15) In the helicopter, in addition to Colonel Zenteno and the pilot Niño de Guzmán, arrives Félix Rodríguez, an anti-Castro Cuban, the CIA agent whose fictitious name is “Captain Ramos.” The secret CIA report that bears the identification in Spanish “Inspector General- 15 2015”, specifies that “Ramos” accompanies him “to interrogate Guevara”. He also points out that he carries “an RS-48 radio transmitter.”
16) Zenteno transmits the order to kill Che to Major Ayoroa. He argues that it is not an order that military regulations require to obey and proposes that it be carried out by someone who volunteers.
17) The false “Captain Ramos” has a violent dialogue with Che, which the pilot Niño de Guzmán will witness: “The alleged captain entered the room and, bringing his face close to almost touching Che’s, in an arrogant attitude, asked him: “You know who I am?”. Guevara looked at him and said. “Yes, a traitor”, and he spat in his face”.
18) Zenteno summons the NCOs and asks for volunteers to kill the prisoners. They all offer themselves. Then Sergeant Mario Teràn enters the scene. Zenteno, at random because he doesn’t know him, chooses him to execute Che. Sergeant Huanca will take care of Willy Cuba.

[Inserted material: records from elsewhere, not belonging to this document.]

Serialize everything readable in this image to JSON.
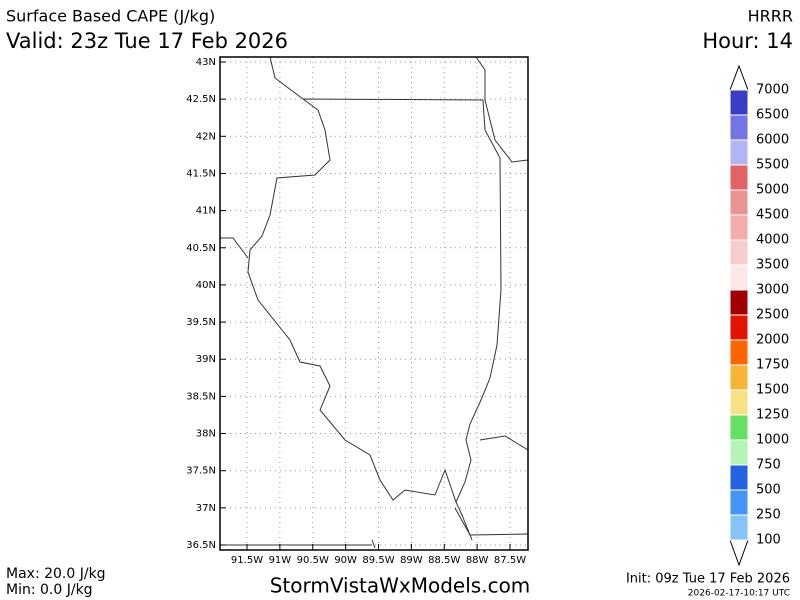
{
  "header": {
    "title": "Surface Based CAPE (J/kg)",
    "valid": "Valid: 23z Tue 17 Feb 2026",
    "model": "HRRR",
    "hour": "Hour: 14"
  },
  "map": {
    "lat_labels": [
      "43N",
      "42.5N",
      "42N",
      "41.5N",
      "41N",
      "40.5N",
      "40N",
      "39.5N",
      "39N",
      "38.5N",
      "38N",
      "37.5N",
      "37N",
      "36.5N"
    ],
    "lon_labels": [
      "91.5W",
      "91W",
      "90.5W",
      "90W",
      "89.5W",
      "89W",
      "88.5W",
      "88W",
      "87.5W"
    ]
  },
  "colorbar": {
    "labels": [
      "7000",
      "6500",
      "6000",
      "5500",
      "5000",
      "4500",
      "4000",
      "3500",
      "3000",
      "2500",
      "2000",
      "1750",
      "1500",
      "1250",
      "1000",
      "750",
      "500",
      "250",
      "100"
    ],
    "colors": [
      "#3c3cc4",
      "#7474e4",
      "#b4b4f4",
      "#e06464",
      "#e89494",
      "#f4acac",
      "#f8cccc",
      "#fce8e8",
      "#a00000",
      "#e01400",
      "#ff6400",
      "#f8b434",
      "#f8e084",
      "#64e064",
      "#b4f4b4",
      "#2464e4",
      "#4494f4",
      "#84c4f8"
    ]
  },
  "footer": {
    "max": "Max: 20.0 J/kg",
    "min": "Min: 0.0 J/kg",
    "site": "StormVistaWxModels.com",
    "init": "Init: 09z Tue 17 Feb 2026",
    "stamp": "2026-02-17-10:17 UTC"
  }
}
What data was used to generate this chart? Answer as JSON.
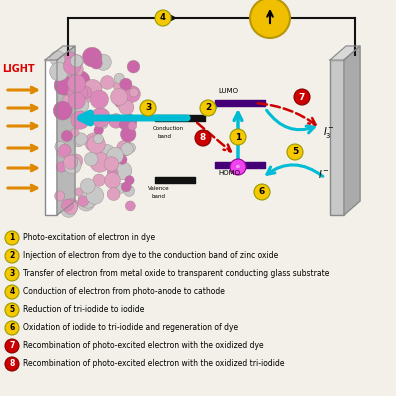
{
  "bg_color": "#f2f0e8",
  "legend_items": [
    {
      "num": "1",
      "text": "Photo-excitation of electron in dye",
      "color": "#f5c800"
    },
    {
      "num": "2",
      "text": "Injection of electron from dye to the conduction band of zinc oxide",
      "color": "#f5c800"
    },
    {
      "num": "3",
      "text": "Transfer of electron from metal oxide to transparent conducting glass substrate",
      "color": "#f5c800"
    },
    {
      "num": "4",
      "text": "Conduction of electron from photo-anode to cathode",
      "color": "#f5c800"
    },
    {
      "num": "5",
      "text": "Reduction of tri-iodide to iodide",
      "color": "#f5c800"
    },
    {
      "num": "6",
      "text": "Oxidation of iodide to tri-iodide and regeneration of dye",
      "color": "#f5c800"
    },
    {
      "num": "7",
      "text": "Recombination of photo-excited electron with the oxidized dye",
      "color": "#cc0000"
    },
    {
      "num": "8",
      "text": "Recombination of photo-excited electron with the oxidized tri-iodide",
      "color": "#cc0000"
    }
  ],
  "wire_color": "#111111",
  "light_color": "#e08800",
  "light_text_color": "#dd0000",
  "cyan_color": "#00bcd4",
  "red_dot_color": "#cc0000"
}
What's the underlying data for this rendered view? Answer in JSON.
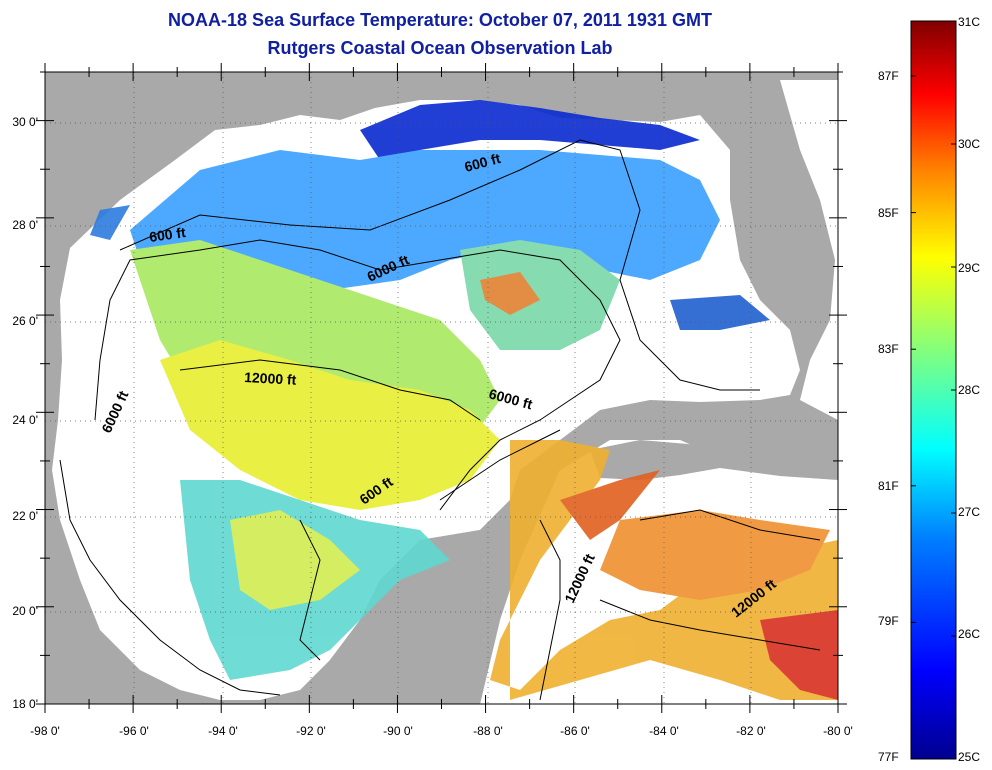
{
  "title": "NOAA-18 Sea Surface Temperature:  October 07, 2011 1931 GMT",
  "subtitle": "Rutgers Coastal Ocean Observation Lab",
  "axes": {
    "lat_labels": [
      "30 0'",
      "28 0'",
      "26 0'",
      "24 0'",
      "22 0'",
      "20 0'",
      "18 0'"
    ],
    "lon_labels": [
      "-98 0'",
      "-96 0'",
      "-94 0'",
      "-92 0'",
      "-90 0'",
      "-88 0'",
      "-86 0'",
      "-84 0'",
      "-82 0'",
      "-80 0'"
    ]
  },
  "colorbar": {
    "fahrenheit_labels": [
      "87F",
      "85F",
      "83F",
      "81F",
      "79F",
      "77F"
    ],
    "celsius_labels": [
      "31C",
      "30C",
      "29C",
      "28C",
      "27C",
      "26C",
      "25C"
    ],
    "range_c": [
      25,
      31
    ],
    "colors": [
      "#00008f",
      "#0000ff",
      "#0080ff",
      "#00ffff",
      "#80ff80",
      "#ffff00",
      "#ff8000",
      "#ff0000",
      "#800000"
    ]
  },
  "contour_labels": [
    "600 ft",
    "600 ft",
    "6000 ft",
    "12000 ft",
    "6000 ft",
    "6000 ft",
    "600 ft",
    "12000 ft",
    "12000 ft"
  ],
  "colors": {
    "land": "#a9a9a9",
    "water_no_data": "#ffffff",
    "title_text": "#1020a0"
  }
}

19) But time will pass and Colonel Zenteno will find himself in a bind: the news has spread like wildfire and journalists and officials are gathering in Vallegrande to receive Che’s body, but he is still alive in La Higuera. In the declassified CIA report one can read: “He told him (Félix Roríguez) to execute Guevara in any way, that he (Zenteno) should fly to Vallegrande and that he would send the helicopter back to pick up the ‘body’ (with quotes in the report) of Guevara at 2 pm and that ‘as a friend’ he asked that the body be ready”.
20) As Zenteno, Selich, Ayoroa and Prado are not present, the highest ranking officer, although false, is “Captain Ramos”. He summons Terán and orders him to shoot Che from the waist down to continue with the fiction of the “bleeding to death from wounds received in combat” because the radios have broadcast that he was wounded in the legs.
21) Sergeant Terán, a simple, semi-illiterate man chosen by fate for an action he suspects will have consequences, has been looking for a better weapon than his. It is not true that he got drunk, much less with whiskey as some biographer invents, impossible to find in a place where it was impossible for me, more than thirty years later, to have a drink. Coca-Cola. But the truth is that it is very difficult for him to pull the trigger and he enters and leaves the room no less than three times, suffering the ridicule of his colleagues who make fun of his cowardice, which contrasts with Sergeant Huanca’s decision.
22) Che will tell his executioner, somewhere between provocative and serene, “Shoot, you coward, you’re going to kill a man.” And her appeal to the executioner is inevitably associated with that “Go and do what you must do” from Jesus to Judas.